O Brasil chega ao Dia Mundial Sem Tabaco, nesta sexta-feira, amargando a estatística de perder para o cigarro 200 mil vidas a cada ano. Mas, sempre que alguém fala em impor medidas restritivas para reduzir o número de mortes, o discurso que vem do lado da indústria é o mesmo: isso prejudicaria as milhares de famílias de pequenos produtores que dependem da fumicultura para se manter.
Neste ano, por exemplo, um projeto que está em tramitação no Senado e que poderia ajudar a diminuir a perda inútil de vidas é o que tira os cigarros de bancas de revistas, lojas de conveniências, lanchonetes etc. A venda ficaria restrita a lojas especializadas, como tabacarias. Claro que a indústria reclamou.
Em audiência pública, o secretário executivo da Associação Brasileira da Indústria do Fumo (Abifumo), Carlos Fernando Costa Galant, usou outro argumento igualmente clássico do setor, o de que o efeito da restrição seria o aumento da venda de produtos contrabandeados. Galant disse ainda que os contrabandeados têm menos fiscalização e, vejam só, poderiam fazer mal para quem os fumasse...
Nem se fala da validade do argumento do contrabando. Se fosse por essa lógica, nada poderia ser proibido no Brasil, já que sempre haveria a possibilidade de se trazer o equivalente de fora de alguma maneira ilegal. Estaríamos proibidos de proibir, mais ou menos como queriam os estudantes do maio de 1968. Mas por motivo bem diferente do que imaginavam os manifestantes.
Sobre as famílias de fumicultores, um dado divulgado pela Receita Federal e pela Associação dos Fumicultores (Afubra), ajuda a entender melhor o quadro. De todo o faturamento trazido pela produção nacional, apenas 12% vêm do consumo interno. Os outros 88%, em 2012, vieram da exportação. E o número vem aumentando: em 2011, haviam sido 85% da exportação. Ou seja: apenas R$ 1 em cada R$ 8 recebidos pela indústria (e pelos produtores) está em jogo quando se discutem restrições à venda do tabaco no Brasil.

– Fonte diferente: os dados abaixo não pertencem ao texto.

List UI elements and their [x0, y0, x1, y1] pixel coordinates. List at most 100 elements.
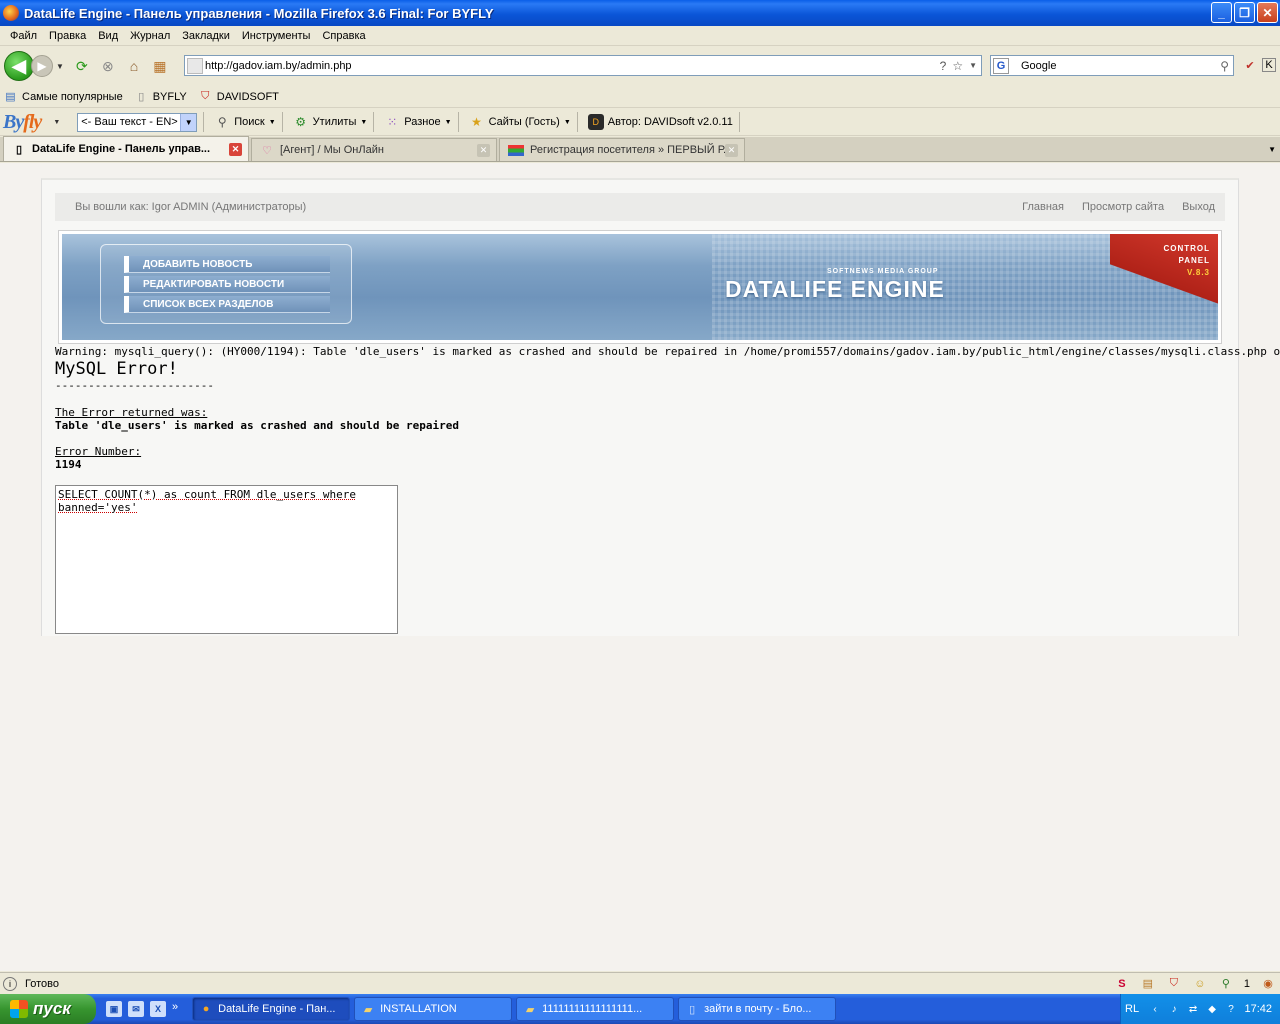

Ninguém quer jogar na rua da amargura os fumicultores. É claro que a situação deles precisa ser estudada e que o governo precisa dar incentivos para que eles passem a trabalhar em outro tipo de lavoura, caso haja queda na renda, por exemplo. O que não vale é usar as famílias como escudo para manter a indústria funcionando sem ser incomodada o problema da saúde pública, inclusive dos próprios trabalhadores, também deve ser levado em conta.
O que leva a outro argumento importante da discussão. Na mesma audiência pública no Senado, Galant lembrou que o governo arrecada R$ 6 bilhões em impostos com a venda de cigarros no Brasil. Mas, segundo dados apresentados pelo senador Paulo Davim (PV-RN), autor da proposta que restringe a venda do cigarro às tabacarias, é preciso levar em conta que o Brasil gasta R$ 22 bilhões (três vezes e meia a arrecadação de impostos) para tratar doenças causadas pelo cigarro. Sem contar as perdas humanas, claro, que não têm preço.
O projeto de Davim ainda não tem data para ser votado no Congresso Nacional.